We are watching gold for a potential reversal in the Gold Miners Index (GDX 24.41 +0.09) was relatively unchanged while the price of Gold (GLD 126.22 +1.16) rose nearly one percent. Both GDX and GLD closed below their respective 50-DMAs but GDL is now above its 200-DMA while GDX is below that respective moving average.

Apple (AAPL 600.96 +8.38) rose more than one percent. AAPL constitutes about 20 percent of the NASDAQ-100 and nearly five percent of the S&P-500.

Seadrill Limited (SDRL 34.78 +0.45) rose more than one percent. It closed just above its 50-DMA and is above its 20-DMA but below its 200-DMA. We sold March 2014 $35.00 put contracts for $150 at the open on Feb 18th and bought shares at $35.43. The stock is now trading ex-dividend for $0.98. The shares were put to us at $35.00 less the $1.50 per share we were paid for the puts, so we have an effective price of $33.50.

The U.S. dollar and the Euro were essentially unchanged.

The yield for the 10-year treasuries rose two basis points to close at 2.61. The price of a barrel of crude oil fell twenty-eight cents to close at $99.48.

The implied volatility for the S&P-500 (VIX 13.29 +0.38) rose three percent but remains below its 20-, 50, and 200-DMAs. Implied volatility for the NASDAQ-100 (VXN 16.78 -0.25) fell more than one percent. It is still below its 20- and 50-DMAs but above its 200-DMA.

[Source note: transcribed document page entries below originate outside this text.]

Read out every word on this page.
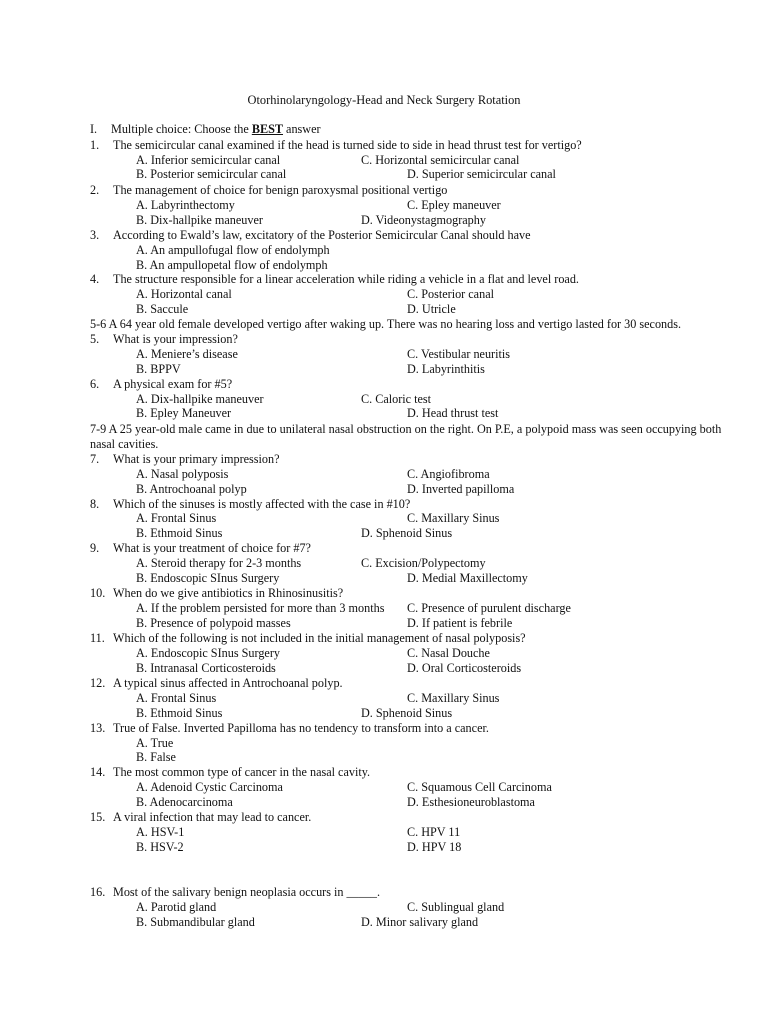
Otorhinolaryngology-Head and Neck Surgery Rotation
I. Multiple choice: Choose the BEST answer
1. The semicircular canal examined if the head is turned side to side in head thrust test for vertigo?
A. Inferior semicircular canal	C. Horizontal semicircular canal
B. Posterior semicircular canal	D. Superior semicircular canal
2. The management of choice for benign paroxysmal positional vertigo
A. Labyrinthectomy	C. Epley maneuver
B. Dix-hallpike maneuver	D. Videonystagmography
3. According to Ewald’s law, excitatory of the Posterior Semicircular Canal should have
A. An ampullofugal flow of endolymph
B. An ampullopetal flow of endolymph
4. The structure responsible for a linear acceleration while riding a vehicle in a flat and level road.
A. Horizontal canal	C. Posterior canal
B. Saccule	D. Utricle
5-6 A 64 year old female developed vertigo after waking up. There was no hearing loss and vertigo lasted for 30 seconds.
5. What is your impression?
A. Meniere’s disease	C. Vestibular neuritis
B. BPPV	D. Labyrinthitis
6. A physical exam for #5?
A. Dix-hallpike maneuver	C. Caloric test
B. Epley Maneuver	D. Head thrust test
7-9 A 25 year-old male came in due to unilateral nasal obstruction on the right. On P.E, a polypoid mass was seen occupying both nasal cavities.
7. What is your primary impression?
A. Nasal polyposis	C. Angiofibroma
B. Antrochoanal polyp	D. Inverted papilloma
8. Which of the sinuses is mostly affected with the case in #10?
A. Frontal Sinus	C. Maxillary Sinus
B. Ethmoid Sinus	D. Sphenoid Sinus
9. What is your treatment of choice for #7?
A. Steroid therapy for 2-3 months	C. Excision/Polypectomy
B. Endoscopic SInus Surgery	D. Medial Maxillectomy
10. When do we give antibiotics in Rhinosinusitis?
A. If the problem persisted for more than 3 months C. Presence of purulent discharge
B. Presence of polypoid masses	D. If patient is febrile
11. Which of the following is not included in the initial management of nasal polyposis?
A. Endoscopic SInus Surgery	C. Nasal Douche
B. Intranasal Corticosteroids	D. Oral Corticosteroids
12. A typical sinus affected in Antrochoanal polyp.
A. Frontal Sinus	C. Maxillary Sinus
B. Ethmoid Sinus	D. Sphenoid Sinus
13. True of False. Inverted Papilloma has no tendency to transform into a cancer.
A. True
B. False
14. The most common type of cancer in the nasal cavity.
A. Adenoid Cystic Carcinoma	C. Squamous Cell Carcinoma
B. Adenocarcinoma	D. Esthesioneuroblastoma
15. A viral infection that may lead to cancer.
A. HSV-1	C. HPV 11
B. HSV-2	D. HPV 18
16. Most of the salivary benign neoplasia occurs in _____.
A. Parotid gland	C. Sublingual gland
B. Submandibular gland	D. Minor salivary gland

Market internals were bearish mixed with decliners edging advancers on the NYSE while decliners led advancers 5:4 on the NASDAQ. Down volume led up volume 5:4 on the NYSE while the opposite was the case on the NASDAQ. The index put/call ratio rose +0.01 close at 0.96. The equity put/call ratio was unchanged closing at 0.65.


Conclusion/Commentary

While the three major indexes were able to close with fractional gains after a big gap down open, volume was quite light. The three equity indexes that were are monitoring for leadership closed lower. The bank indexes and Russell-2000 all closed lower higher with the bank indexes closing below their respective 200-DMAs but only by a modest amount. While the move was on light volume, we remain concerned that the bulls cannot put together two consecutive days of buying. The bulls have not yet been able to force the Russell-2000 to close above its 20-DMA which is critical for the bulls be begin to get some upside momentum in the small caps. To become bullish, both QQQ and IWM need to rally up to and through the downtrend line which has defined trading since March.